It's a scary thought.
Not just for Devils' fans, but for hockey fans altogether, the thought of Martin Brodeur no longer being in the National Hockey league is a weird, unfamiliar and unlikeable thought.
OK, maybe just for Devils fans.
The man who has won over the NHL over the past 16+ years, including three Stanley Cups, four Vezina trophies, 10 all-star game appearances, and a Calder Memorial Trophy.
Quite frankly, the list goes on and on.
Now, in his 19th season with the Devils, Brodeur, the man who holds the all-time records for wins and shutouts, has seen split time with Johan Hedberg, who is just a year younger than him, at age 38.
It's tough to accept, but times are changing in New Jersey, and sooner rather than later, number 30 will be in the rafters and no longer standing in front of a trapezoid that was created because of him.
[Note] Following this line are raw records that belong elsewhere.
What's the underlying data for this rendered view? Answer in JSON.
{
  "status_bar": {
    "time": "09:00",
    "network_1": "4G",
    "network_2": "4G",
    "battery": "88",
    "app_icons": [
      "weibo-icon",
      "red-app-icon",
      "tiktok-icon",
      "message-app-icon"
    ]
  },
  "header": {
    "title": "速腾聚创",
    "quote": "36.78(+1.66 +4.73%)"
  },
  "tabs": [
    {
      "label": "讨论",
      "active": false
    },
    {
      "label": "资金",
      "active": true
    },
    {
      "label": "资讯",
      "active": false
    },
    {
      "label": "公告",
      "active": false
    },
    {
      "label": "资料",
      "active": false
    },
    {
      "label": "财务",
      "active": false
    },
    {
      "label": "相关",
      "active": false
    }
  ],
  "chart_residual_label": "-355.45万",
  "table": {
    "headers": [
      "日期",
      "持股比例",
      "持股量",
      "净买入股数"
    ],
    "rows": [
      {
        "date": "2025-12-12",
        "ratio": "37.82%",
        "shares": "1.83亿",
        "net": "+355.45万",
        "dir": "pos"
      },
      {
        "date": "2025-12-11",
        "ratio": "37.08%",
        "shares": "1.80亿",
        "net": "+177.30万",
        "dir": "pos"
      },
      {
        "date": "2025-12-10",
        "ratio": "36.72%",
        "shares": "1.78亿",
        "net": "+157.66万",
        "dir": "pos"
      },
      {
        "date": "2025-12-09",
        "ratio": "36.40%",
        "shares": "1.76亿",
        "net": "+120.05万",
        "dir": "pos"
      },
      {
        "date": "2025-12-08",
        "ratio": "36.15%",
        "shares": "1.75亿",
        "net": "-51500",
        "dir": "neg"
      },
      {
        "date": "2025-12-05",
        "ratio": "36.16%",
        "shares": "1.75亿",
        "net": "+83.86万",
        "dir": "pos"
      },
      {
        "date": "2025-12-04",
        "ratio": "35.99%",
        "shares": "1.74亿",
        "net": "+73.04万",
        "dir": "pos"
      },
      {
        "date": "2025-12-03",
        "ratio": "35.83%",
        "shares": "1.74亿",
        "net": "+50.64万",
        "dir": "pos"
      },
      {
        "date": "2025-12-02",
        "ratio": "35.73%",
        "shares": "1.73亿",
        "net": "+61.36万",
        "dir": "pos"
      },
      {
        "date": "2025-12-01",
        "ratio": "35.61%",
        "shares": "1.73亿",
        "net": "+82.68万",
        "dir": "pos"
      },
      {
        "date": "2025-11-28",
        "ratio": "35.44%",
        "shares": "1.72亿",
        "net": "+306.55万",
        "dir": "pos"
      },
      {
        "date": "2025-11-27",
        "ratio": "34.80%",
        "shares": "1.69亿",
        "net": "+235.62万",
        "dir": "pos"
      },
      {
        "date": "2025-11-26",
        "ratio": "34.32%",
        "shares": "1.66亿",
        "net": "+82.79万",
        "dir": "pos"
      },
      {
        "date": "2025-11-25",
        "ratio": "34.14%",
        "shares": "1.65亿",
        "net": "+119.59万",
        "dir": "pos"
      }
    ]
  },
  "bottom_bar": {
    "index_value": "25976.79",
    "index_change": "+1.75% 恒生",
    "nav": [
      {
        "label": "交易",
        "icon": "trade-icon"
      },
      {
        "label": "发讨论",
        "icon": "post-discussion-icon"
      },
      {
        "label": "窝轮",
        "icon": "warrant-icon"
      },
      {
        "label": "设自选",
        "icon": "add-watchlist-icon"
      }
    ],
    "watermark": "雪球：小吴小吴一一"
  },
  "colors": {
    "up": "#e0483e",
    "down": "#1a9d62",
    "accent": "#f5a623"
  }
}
In last night's loss to the Rangers, things weren't right. On the Rangers insurance goal in the third period, Carl Hagelin beat Brodeur short-side, short-handed on a 2-on-1. For years, Brodeur specialized in plays like this: defensemen takes away the pass, he shows glove side, and steals a goal away from a forward.
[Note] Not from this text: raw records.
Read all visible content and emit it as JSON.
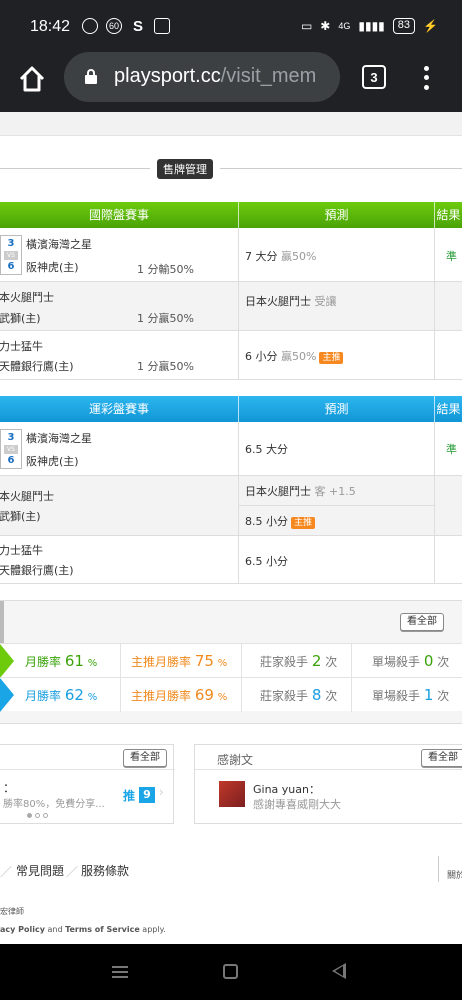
{
  "status": {
    "time": "18:42",
    "left_icons": [
      "app-icon",
      "60-icon",
      "s-icon",
      "photo-icon"
    ],
    "network": "4G",
    "battery": "83"
  },
  "browser": {
    "url_domain": "playsport.cc",
    "url_path": "/visit_mem",
    "tab_count": "3"
  },
  "page": {
    "sell_manage_label": "售牌管理",
    "table1": {
      "head_game": "國際盤賽事",
      "head_pred": "預測",
      "head_res": "結果",
      "rows": [
        {
          "score_away": "3",
          "score_home": "6",
          "vs": "VS",
          "away": "橫濱海灣之星",
          "home": "阪神虎(主)",
          "odds": "1 分輸50%",
          "pred": "7 大分",
          "pred_sub": "贏50%",
          "tag": "",
          "result": "準"
        },
        {
          "away": "日本火腿鬥士",
          "home": "西武獅(主)",
          "odds": "1 分贏50%",
          "pred": "日本火腿鬥士",
          "pred_sub": "受讓",
          "tag": "",
          "result": ""
        },
        {
          "away": "歐力士猛牛",
          "home": "樂天體銀行鷹(主)",
          "odds": "1 分贏50%",
          "pred": "6 小分",
          "pred_sub": "贏50%",
          "tag": "主推",
          "result": ""
        }
      ]
    },
    "table2": {
      "head_game": "運彩盤賽事",
      "head_pred": "預測",
      "head_res": "結果",
      "rows": [
        {
          "score_away": "3",
          "score_home": "6",
          "vs": "VS",
          "away": "橫濱海灣之星",
          "home": "阪神虎(主)",
          "pred": "6.5 大分",
          "result": "準"
        },
        {
          "away": "日本火腿鬥士",
          "home": "西武獅(主)",
          "pred": "日本火腿鬥士",
          "pred_sub": "客 +1.5",
          "pred2": "8.5 小分",
          "tag": "主推"
        },
        {
          "away": "歐力士猛牛",
          "home": "樂天體銀行鷹(主)",
          "pred": "6.5 小分"
        }
      ]
    },
    "stats": {
      "see_all": "看全部",
      "rows": [
        {
          "win_label": "月勝率",
          "win_val": "61",
          "unit": "%",
          "main_label": "主推月勝率",
          "main_val": "75",
          "killer_label": "莊家殺手",
          "killer_val": "2",
          "times": "次",
          "single_label": "單場殺手",
          "single_val": "0"
        },
        {
          "win_label": "月勝率",
          "win_val": "62",
          "unit": "%",
          "main_label": "主推月勝率",
          "main_val": "69",
          "killer_label": "莊家殺手",
          "killer_val": "8",
          "times": "次",
          "single_label": "單場殺手",
          "single_val": "1"
        }
      ]
    },
    "card_left": {
      "see_all": "看全部",
      "line1": "：",
      "line2": "勝率80%，免費分享...",
      "push_label": "推",
      "push_count": "9"
    },
    "card_right": {
      "title": "感謝文",
      "see_all": "看全部",
      "user": "Gina yuan：",
      "message": "感謝專喜威剛大大"
    },
    "footer": {
      "link1": "常見問題",
      "link2": "服務條款",
      "side": "關於",
      "lawyer": "宏律師",
      "recaptcha_a": "acy Policy",
      "recaptcha_and": " and ",
      "recaptcha_b": "Terms of Service",
      "recaptcha_c": " apply."
    }
  }
}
Now, that simply isn't what's going on anymore.
Certainly, Brodeur still has a lot of talent, more than most goalies wish they have, for sure. In a shootout win last week against Florida, Brodeur was spectacular, stealing a goal from Kris Versteeg -- after he scored the lone two Florida goals in regulation. Still, it's games like last night -- and a ton last season -- where the Devils have needed Brodeur to steal games, but he hasn't been able to do it.
Fans need to face the facts. He isn't a young guy anymore. He isn't in his late 20's and early 30's like he was when he lead the Devils to Stanley Cups. He's 39, much more injury prone as he has missed time in each of the last three seasons with injuries, and he doesn't have the stamina to play 80 regular season games a year.
Earlier this season, Brodeur noted to the media that it could, without question, be his last season. Now, it's time for everyone to jump on board with Brodeur. No one will be forcing him, into or out of, retirement. He will know when the time comes. Certainly, he would like to win one more Stanley Cup in New Jersey, but, until June rolls around, no one will truly know when his final game in red and black is.